Relating to the nation’s four biggest lenders stopping doing business with the Gupta family, Zwane said evidence shows the banks’ actions “were as a result of innuendo and potentially reckless media statements and, as a South African company, Oakbay had very little recourse to the law”.
“Looking into these mandates and strengthening them would go a long way in ensuring that, should any other South African company find itself in a similar situation, it could enjoy equal protection of the law.”
The announcement by Zwane was feared to cause further market turmoil, currency weakness and lead to a sovereign ratings downgrade.
However, the Presidency said on Friday that Zwane's remarks were issued in his personal capacity and not on behalf of the task team or Cabinet.

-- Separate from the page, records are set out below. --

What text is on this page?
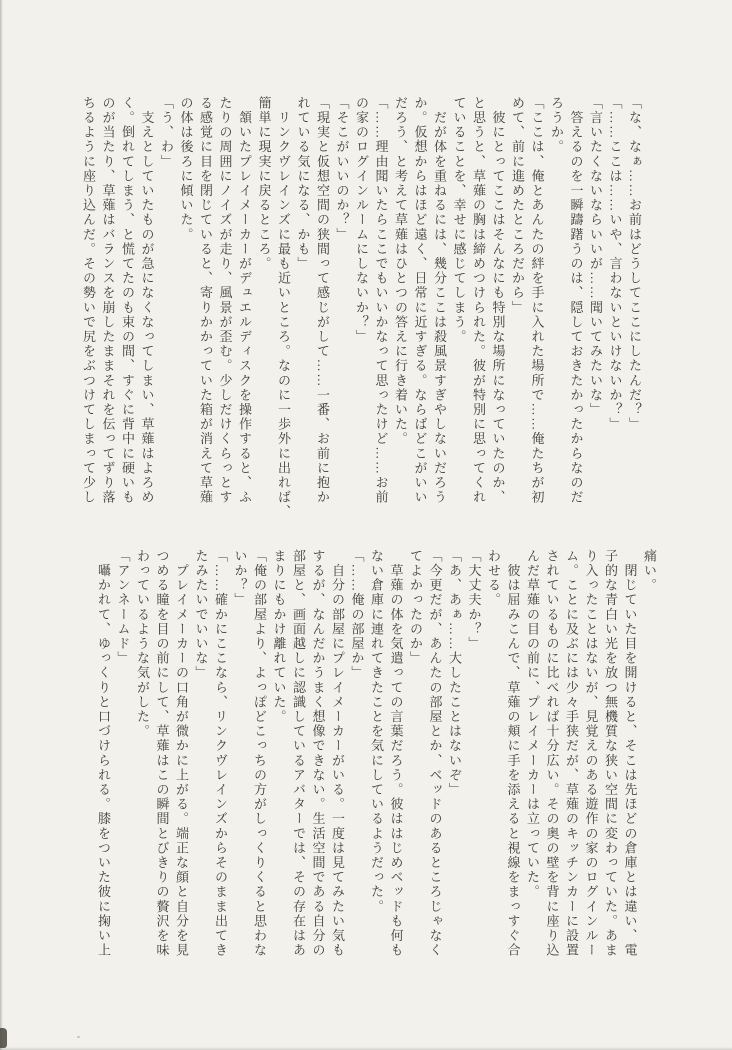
「な、なぁ……お前はどうしてここにしたんだ？」
「……ここは……いや、言わないといけないか？」
「言いたくないならいいが……聞いてみたいな」
　答えるのを一瞬躊躇うのは、隠しておきたかったからなのだ
ろうか。
「ここは、俺とあんたの絆を手に入れた場所で……俺たちが初
めて、前に進めたところだから」
　彼にとってここはそんなにも特別な場所になっていたのか、
と思うと、草薙の胸は締めつけられた。彼が特別に思ってくれ
ていることを、幸せに感じてしまう。
　だが体を重ねるには、幾分ここは殺風景すぎやしないだろう
か。仮想からはほど遠く、日常に近すぎる。ならばどこがいい
だろう、と考えて草薙はひとつの答えに行き着いた。
「……理由聞いたらここでもいいかなって思ったけど……お前
の家のログインルームにしないか？」
「そこがいいのか？」
「現実と仮想空間の狭間って感じがして……一番、お前に抱か
れている気になる、かも」
　リンクヴレインズに最も近いところ。なのに一歩外に出れば、
簡単に現実に戻るところ。
　頷いたプレイメーカーがデュエルディスクを操作すると、ふ
たりの周囲にノイズが走り、風景が歪む。少しだけくらっとす
る感覚に目を閉じていると、寄りかかっていた箱が消えて草薙
の体は後ろに傾いた。
「う、わ」
　支えとしていたものが急になくなってしまい、草薙はよろめ
く。倒れてしまう、と慌てたのも束の間、すぐに背中に硬いも
のが当たり、草薙はバランスを崩したままそれを伝ってずり落
ちるように座り込んだ。その勢いで尻をぶつけてしまって少し
痛い。
　閉じていた目を開けると、そこは先ほどの倉庫とは違い、電
子的な青白い光を放つ無機質な狭い空間に変わっていた。あま
り入ったことはないが、見覚えのある遊作の家のログインルー
ム。ことに及ぶには少々手狭だが、草薙のキッチンカーに設置
されているものに比べれば十分広い。その奥の壁を背に座り込
んだ草薙の目の前に、プレイメーカーは立っていた。
　彼は屈みこんで、草薙の頬に手を添えると視線をまっすぐ合
わせる。
「大丈夫か？」
「あ、あぁ……大したことはないぞ」
「今更だが、あんたの部屋とか、ベッドのあるところじゃなく
てよかったのか」
　草薙の体を気遣っての言葉だろう。彼ははじめベッドも何も
ない倉庫に連れてきたことを気にしているようだった。
「……俺の部屋か」
　自分の部屋にプレイメーカーがいる。一度は見てみたい気も
するが、なんだかうまく想像できない。生活空間である自分の
部屋と、画面越しに認識しているアバターでは、その存在はあ
まりにもかけ離れていた。
「俺の部屋より、よっぽどこっちの方がしっくりくると思わな
いか？」
「……確かにここなら、リンクヴレインズからそのまま出てき
たみたいでいいな」
　プレイメーカーの口角が微かに上がる。端正な顔と自分を見
つめる瞳を目の前にして、草薙はこの瞬間とびきりの贅沢を味
わっているような気がした。
「アンネームド」
　囁かれて、ゆっくりと口づけられる。膝をついた彼に掬い上
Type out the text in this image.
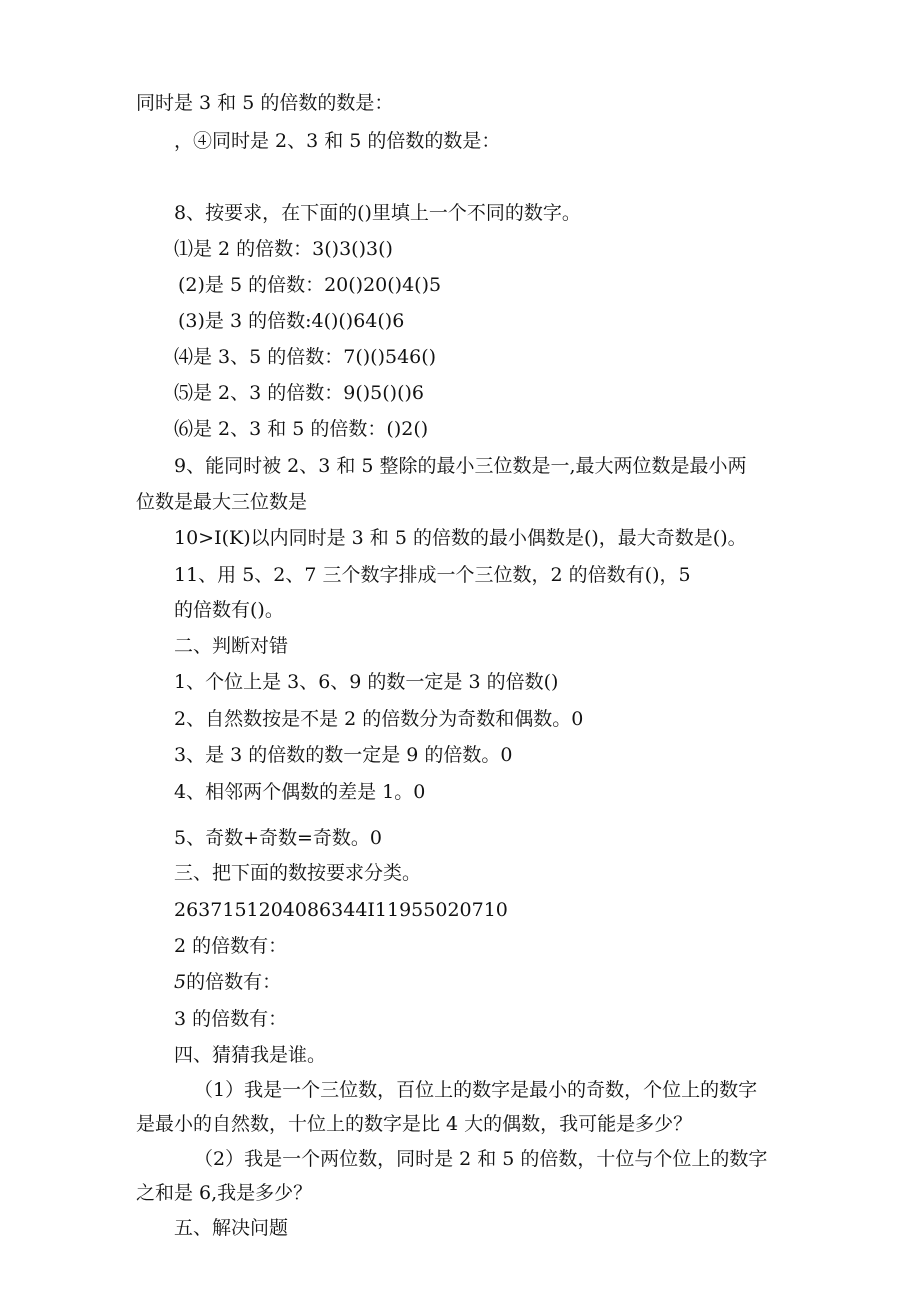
同时是 3 和 5 的倍数的数是：
，④同时是 2、3 和 5 的倍数的数是：
8、按要求，在下面的()里填上一个不同的数字。
⑴是 2 的倍数：3()3()3()
(2)是 5 的倍数：20()20()4()5
(3)是 3 的倍数:4()()64()6
⑷是 3、5 的倍数：7()()546()
⑸是 2、3 的倍数：9()5()()6
⑹是 2、3 和 5 的倍数：()2()
9、能同时被 2、3 和 5 整除的最小三位数是一,最大两位数是最小两
位数是最大三位数是
10>I(K)以内同时是 3 和 5 的倍数的最小偶数是()，最大奇数是()。
11、用 5、2、7 三个数字排成一个三位数，2 的倍数有()，5
的倍数有()。
二、判断对错
1、个位上是 3、6、9 的数一定是 3 的倍数()
2、自然数按是不是 2 的倍数分为奇数和偶数。0
3、是 3 的倍数的数一定是 9 的倍数。0
4、相邻两个偶数的差是 1。0
5、奇数+奇数=奇数。0
三、把下面的数按要求分类。
2637151204086344I11955020710
2 的倍数有：
5的倍数有：
3 的倍数有：
四、猜猜我是谁。
（1）我是一个三位数，百位上的数字是最小的奇数，个位上的数字
是最小的自然数，十位上的数字是比 4 大的偶数，我可能是多少？
（2）我是一个两位数，同时是 2 和 5 的倍数，十位与个位上的数字
之和是 6,我是多少？
五、解决问题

"Minister Zwane is a member of the task team. He does not speak on behalf of Cabinet and the contents of his statement do not reflect the position or views of Cabinet," the Presidency spokesperson Bongani Ngqulunga said.
"The unfortunate contents of the statement and the inconvenience and confusion caused by the issuing thereof, are deeply regretted."
The Presidency also moved to quell public and investor fears.
"The Presidency wishes to assure the public, the banking sector as well as domestic and international investors of Government’s unwavering commitment to the letter and spirit of the country’s Constitution as well as in the sound fiscal and economic fundamentals that underpin our economy."